#17

34 0 0
                                    

Setelah sempat reda, hujan kembali mengguyur ibu kota dengan lebih deras. Beruntung ketika Jovi dan Neysa nekat pulang, hujan tidak sederas ini, justru hanya rintikan kecil. Karena tidak ingin membuat Neysa terus larut dalam emosi kabungnya, Jovi akhirnya berhasil membujuk Neysa untuk pulang walaupun harus menerjang rintikan kecil yang dianggap badai oleh Neysa.

Jovi memandang keluar jendela, lalu menatap ponsel di genggamannya. Diluar sedang hujan lebat, dan belum mendapat balasan pesannya dari Shane berhasil membuat cowok itu kuatir. Ia sudah mencoba menguhubungi cewek itu, namun tidak pernah tersambung.

Akhirnya, setelah meninbang-nimbang beberapa saat, Jovi meraih jaket dan memakainya dengan cepat lalu mengambil kunci motor secepat kilat.

Ia harus memastikan keadaan Shane.

Tanpa memerdulikan keadaan hujan yang deras, Jovi tetap menancap gasnya dalam. Kalau sampai terjadi sesuatu pada Shane, ia tidak akan bisa memaafkan Daren dan dirinya sendiri.

Jalanan cukup ramai saat itu walaupun hujan deras. Beberapa orang juga melajukan kendaraannya cukup kencang demi cepat sampai di tempat tujuan. Begitu juga dengan Jovi. Ia tidak peduli dengan keadaannya yang basah kuyup. Badannya kini hanya dilindungi oleh helm dan jaket.

Jovi menajamkan pengelihatannya di tengah guyuran hujan yang menimpa kaca helmnya. Tujuannya hanya satu: rumah Shane.

Dengan gesit cowok itu menyalip kendaraan lain di jalan, tak peduli dengan bunyi klakson yang didapat. Hingga ketika ia sampai pada belokan yang cukup tajam, ia masih dalam posisi kecepatan tinggi, sehingga tak menyadari sebuah mini bus yang datang dari arah berlawanan. Jovi membelokan stang motornya, dan ketika mini bus itu datang, semua terjadi begitu cepat.

Jovi dengan tangkas membelokkan motornya ketika menyadari mini bus yang datang dari arah berlawanan demi menghindari tabrakan. Tapi, siapa sangka motornya justru melaju ke arah yang salah.

Ia terjatuh setelah menabrak pohon besar. Hal terakhir yang ia tau adalah, ia gagal memastikan keadaan Shane. Lalu semuanya berubah gelap setelah bunyi dentuman keras.

- - -

Kakinya menghentak lantai dengan keras ketika menginjak keset depan pintu utama rumahnya.
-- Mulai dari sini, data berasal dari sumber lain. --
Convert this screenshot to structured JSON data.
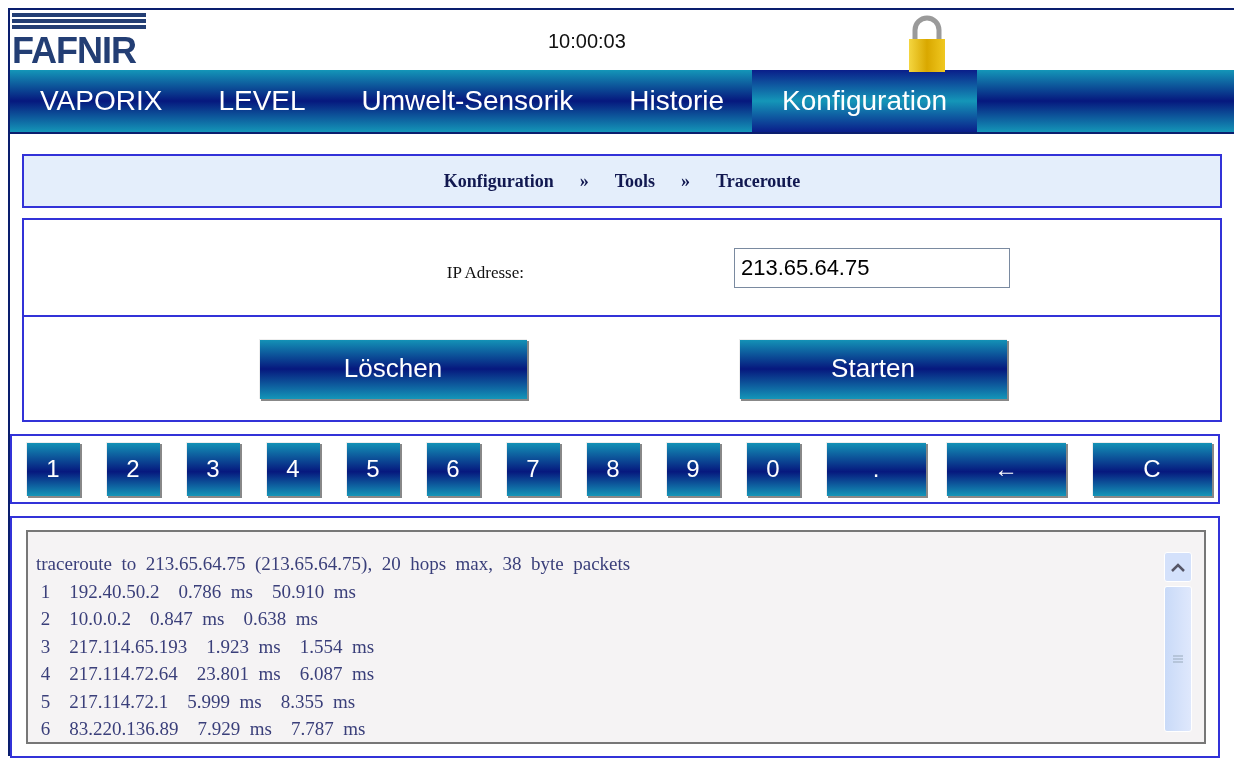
{
  "header": {
    "logo": "FAFNIR",
    "time": "10:00:03"
  },
  "tabs": [
    {
      "label": "VAPORIX",
      "selected": false
    },
    {
      "label": "LEVEL",
      "selected": false
    },
    {
      "label": "Umwelt-Sensorik",
      "selected": false
    },
    {
      "label": "Historie",
      "selected": false
    },
    {
      "label": "Konfiguration",
      "selected": true
    }
  ],
  "breadcrumb": [
    {
      "label": "Konfiguration",
      "separator": "»"
    },
    {
      "label": "Tools",
      "separator": "»"
    },
    {
      "label": "Traceroute"
    }
  ],
  "ip_field": {
    "label": "IP Adresse:",
    "value": "213.65.64.75"
  },
  "actions": [
    "Löschen",
    "Starten"
  ],
  "keypad": [
    {
      "label": "1",
      "kind": "digit"
    },
    {
      "label": "2",
      "kind": "digit"
    },
    {
      "label": "3",
      "kind": "digit"
    },
    {
      "label": "4",
      "kind": "digit"
    },
    {
      "label": "5",
      "kind": "digit"
    },
    {
      "label": "6",
      "kind": "digit"
    },
    {
      "label": "7",
      "kind": "digit"
    },
    {
      "label": "8",
      "kind": "digit"
    },
    {
      "label": "9",
      "kind": "digit"
    },
    {
      "label": "0",
      "kind": "digit"
    },
    {
      "label": ".",
      "kind": "wide"
    },
    {
      "label": "←",
      "kind": "wider"
    },
    {
      "label": "C",
      "kind": "wider"
    }
  ],
  "output": {
    "lines": [
      "traceroute  to  213.65.64.75  (213.65.64.75),  20  hops  max,  38  byte  packets",
      " 1    192.40.50.2    0.786  ms    50.910  ms",
      " 2    10.0.0.2    0.847  ms    0.638  ms",
      " 3    217.114.65.193    1.923  ms    1.554  ms",
      " 4    217.114.72.64    23.801  ms    6.087  ms",
      " 5    217.114.72.1    5.999  ms    8.355  ms",
      " 6    83.220.136.89    7.929  ms    7.787  ms"
    ]
  }
}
Lebih tepatnya, rumah om dan tantenya.

Shane membuang napas pendeknya. Langit sudah mulai gelap ketika ia sampai di rumah dengan diantar oleh Daren. Dan entah kenapa, saat itu perasaannya tidak enak. Mungkin, ia takut om dan tantenya marah. Tapi setelah masuk ke dalam dan tidak menemukan satu orang pun di dalam rumah, tentu bukan itu alasan di balik perasaan aneh itu. Shane mendesah, lalu melangkahkan kakinya menuju kamarnya.

Selama perjalanan tadi hujan cukup deras. Tapi ia tetap memaksa Daren untuk segera pulang, dan beruntung cowok itu membawa jas hujan yang cukup dipakai untuk berdua. Walaupun tak bisa dihindari mereka berdua tetap terkena cipratan hujan.

Ia menghempaskan tubuhnya di ranjang. Kembali teringat dengan perbincangannya di kedai Mi Ayam Mang Kumis sore tadi.

"Gue tau lo dan Jovi itu saling suka."

Ia sendiri tidak mengerti dengan perasaannya. Dan, Jovi? Ia tak yakin cowok itu masih menyimpan rasa padanya. Nyatanya, peristiwa Jovi nenyatakan perasaan padanya sudah berlalu setahun yang lalu.

Shane tersenyum tipis. "Sok tau."

"Tapi bener kan?" tanya Daren. Alisnya terangkat menggoda.

"Gue juga ga ngerti. Tapi waktu liat dia sama Neysa... sakit."

Cukup lama hening setelah Shane berkata. Daren mendesah. Rasa bersalah itu kini kembali menggerogotinya. Harusnya, ia tidak pernah melibatkan orang lain dalam masalahnya.